Thursday, January 19, 2017
Chapter 26
Chapter 26 shifts from big monetary concepts such as GDP and CPI, to discussing the financial system. A group of institutions makes up the financial system, in which they match savings with investments. These institutions can be divided into financial markets and financial intermediaries. Financial markets provide a way for savers and investors to give money to borrowers. These financial markets can further be divided into bond and stock markets. A bond is a type of investment in which a person loans money to a company that will be paid back over time with interest. The safest of these bonds are government bonds as they are virtually guaranteed to be paid back in full. The two important factors when considering purchasing bonds is the term, or length of time until the bond is fully matured, and the credit risk, which is the chance that the borrower will not be able to pay in full. The other financial market are stocks.
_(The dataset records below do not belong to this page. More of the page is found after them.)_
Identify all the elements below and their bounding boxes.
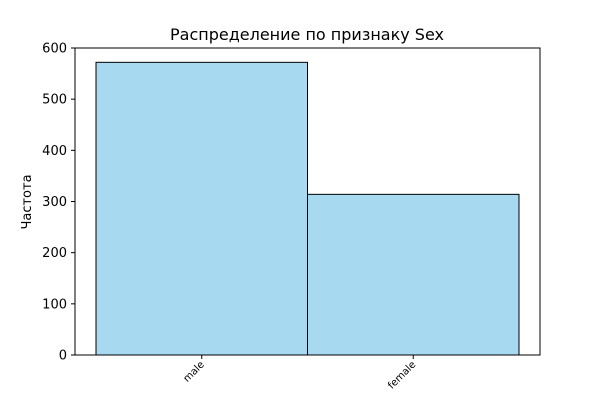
y-tick-label: 0: [59, 349, 67, 364]
y-tick-label: 200: [42, 246, 67, 261]
y-tick-label: 500: [42, 93, 67, 108]
x-tick-label-male: male: [182, 359, 207, 384]
y-tick-label: 600: [42, 42, 67, 57]
y-axis-label: Частота: [20, 174, 35, 229]
chart-title: Распределение по признаку Sex: [170, 25, 444, 44]
y-tick-label: 100: [42, 297, 67, 312]
bars-group: [95, 61, 520, 356]
y-tick-label: 400: [42, 144, 67, 159]
bar-female: [307, 193, 520, 356]
y-tick-label: 300: [42, 195, 67, 210]
y-axis: 0 100 200 300 400 500 600: [42, 42, 75, 364]
bar-male: [95, 61, 308, 356]
x-axis: male female: [182, 355, 418, 392]
x-tick-label-female: female: [386, 359, 418, 391]
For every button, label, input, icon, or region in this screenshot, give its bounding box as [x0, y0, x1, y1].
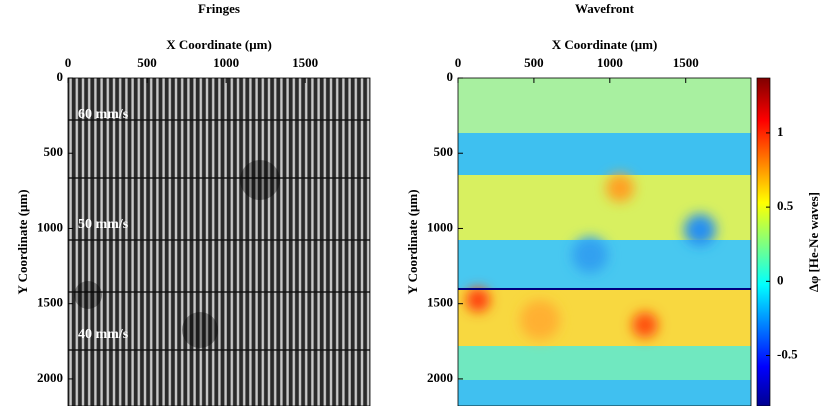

Stocks are an investment in a company that means the buyer has part ownership in that company. When a bond is sold, it is called equity finance, however when a bond is sold its called debt finance. A stock index is the average of a group of stock prices. Financial intermediaries are institutions that savers use to indirectly give money to borrowers. This position that financial intermediaries holds reflects the fact that they are called intermediaries. Finally, a mutual fund is an investment in which the money invested is dispersed among a multitude of companies through stock and bonds.